Aksi yang dilakukan terhadap Wiranto, ia menjelaskan, adalah aksi spontan.
Dedi menjelaskan, dari pola yang dimiliki jaringan-jaringan teroris, tahapan yang dilakukan Abu Rara baru berada di tahapan ketiga yang dinamakan dengan istilah taklim khusus.
Taklim khusus tersebut diistilahkan mereka sebagai tahapan orang-orang yang sudah mendapat penilaian cukup kuat dari tokoh perekrutnya untuk bergabung sebagai simpatisan.
Adapun tahapan pertama merupakan tahap perencanaan awal yang berupa membangun komunikasi intens baik langsung (verbal) maupun tidak langsung (melalui media sosial).

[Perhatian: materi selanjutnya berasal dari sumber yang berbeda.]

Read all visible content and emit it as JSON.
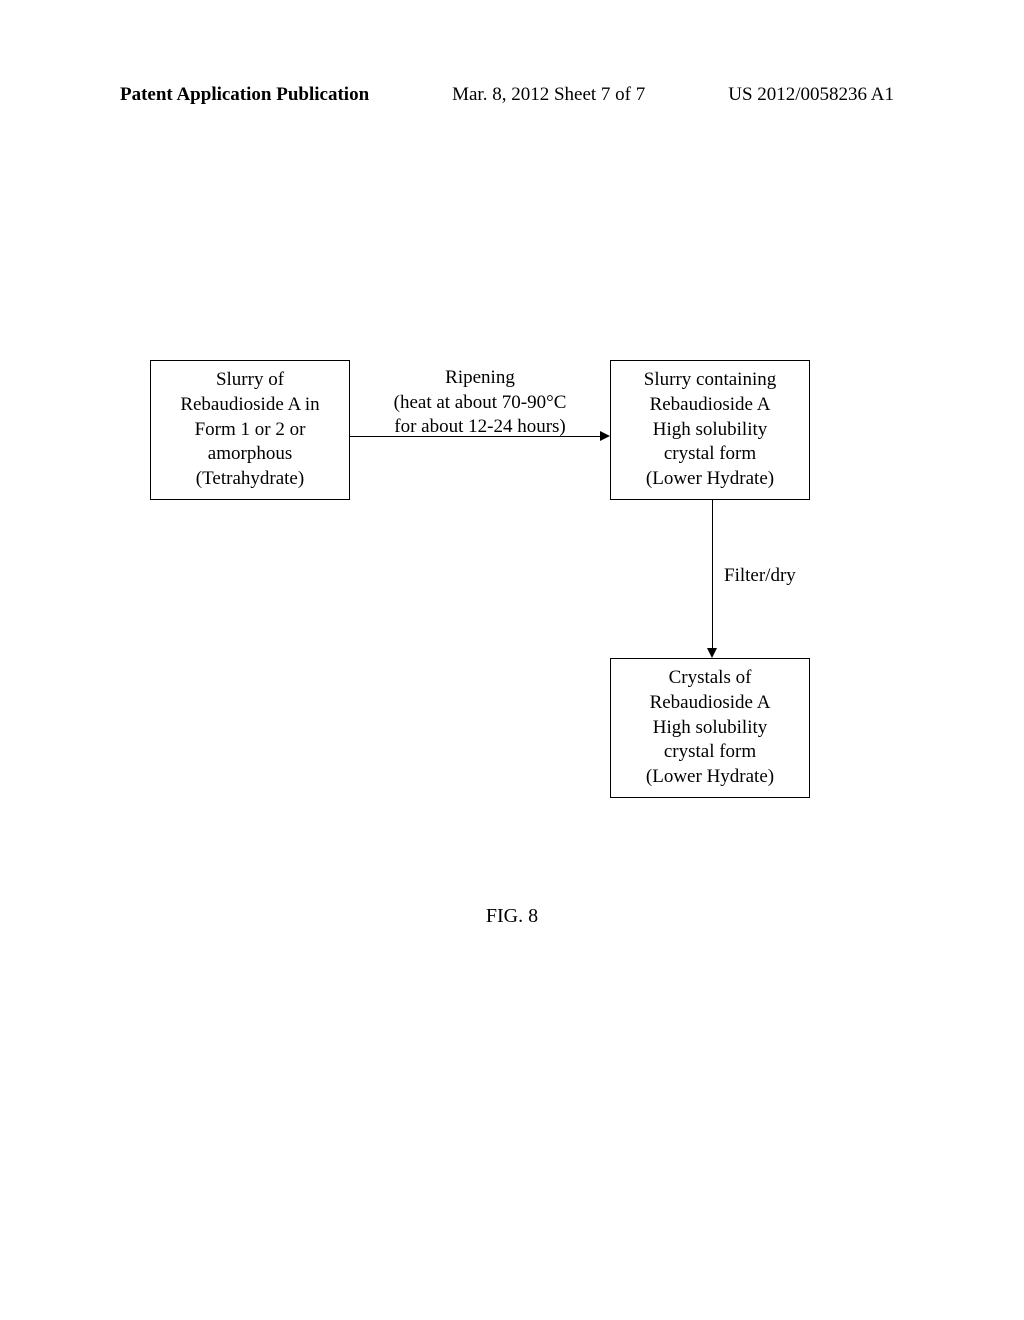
{
  "header": {
    "left": "Patent Application Publication",
    "center": "Mar. 8, 2012  Sheet 7 of 7",
    "right": "US 2012/0058236 A1"
  },
  "flowchart": {
    "type": "flowchart",
    "nodes": {
      "box1": {
        "lines": [
          "Slurry of",
          "Rebaudioside A in",
          "Form 1 or 2  or",
          "amorphous",
          "(Tetrahydrate)"
        ],
        "border_color": "#000000",
        "background_color": "#ffffff"
      },
      "box2": {
        "lines": [
          "Slurry containing",
          "Rebaudioside A",
          "High solubility",
          "crystal form",
          "(Lower Hydrate)"
        ],
        "border_color": "#000000",
        "background_color": "#ffffff"
      },
      "box3": {
        "lines": [
          "Crystals of",
          "Rebaudioside A",
          "High solubility",
          "crystal form",
          "(Lower Hydrate)"
        ],
        "border_color": "#000000",
        "background_color": "#ffffff"
      }
    },
    "edges": {
      "e1": {
        "from": "box1",
        "to": "box2",
        "label_lines": [
          "Ripening",
          "(heat at about 70-90°C",
          "for about 12-24 hours)"
        ]
      },
      "e2": {
        "from": "box2",
        "to": "box3",
        "label": "Filter/dry"
      }
    },
    "font_family": "Times New Roman",
    "font_size_pt": 14,
    "line_color": "#000000"
  },
  "figure_label": "FIG. 8"
}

"Di situ ada tokoh yang biasa rekrutmen kepada orang-orang yang memiliki simpati kepada perjuangan ISIS," kata dia.
Kemudian tahapan kedua diistilahkan mereka sebagai taklim umum, berupa ajaran-ajaran cara menyerang untuk mematangkan sisi mental dan spiritual yang bersangkutan.
Selanjutnya, ada dua tahapan lainnya yang harus mereka lalui agar bisa melakukan aksi penyerangan mereka kepada target, dalam hal ini adalah pemerintah dan kepolisian.
Fakta terbaru ternyata penusukan Wiranto pada Kamis (10/10/2019) oleh pelaku Abu Rara secara spontan.
Bahkan pelaku juga tak mengetahui bahwa yang ditusuknya adalah Wiranto.
"Tindakan serangan SA, sifatnya spontan.
Dia sudah punya framing, sasaran dia (pemerintah atau polisi) dan mengatakan tidak tahu siapa (yang ditusuk)," kata Dedi.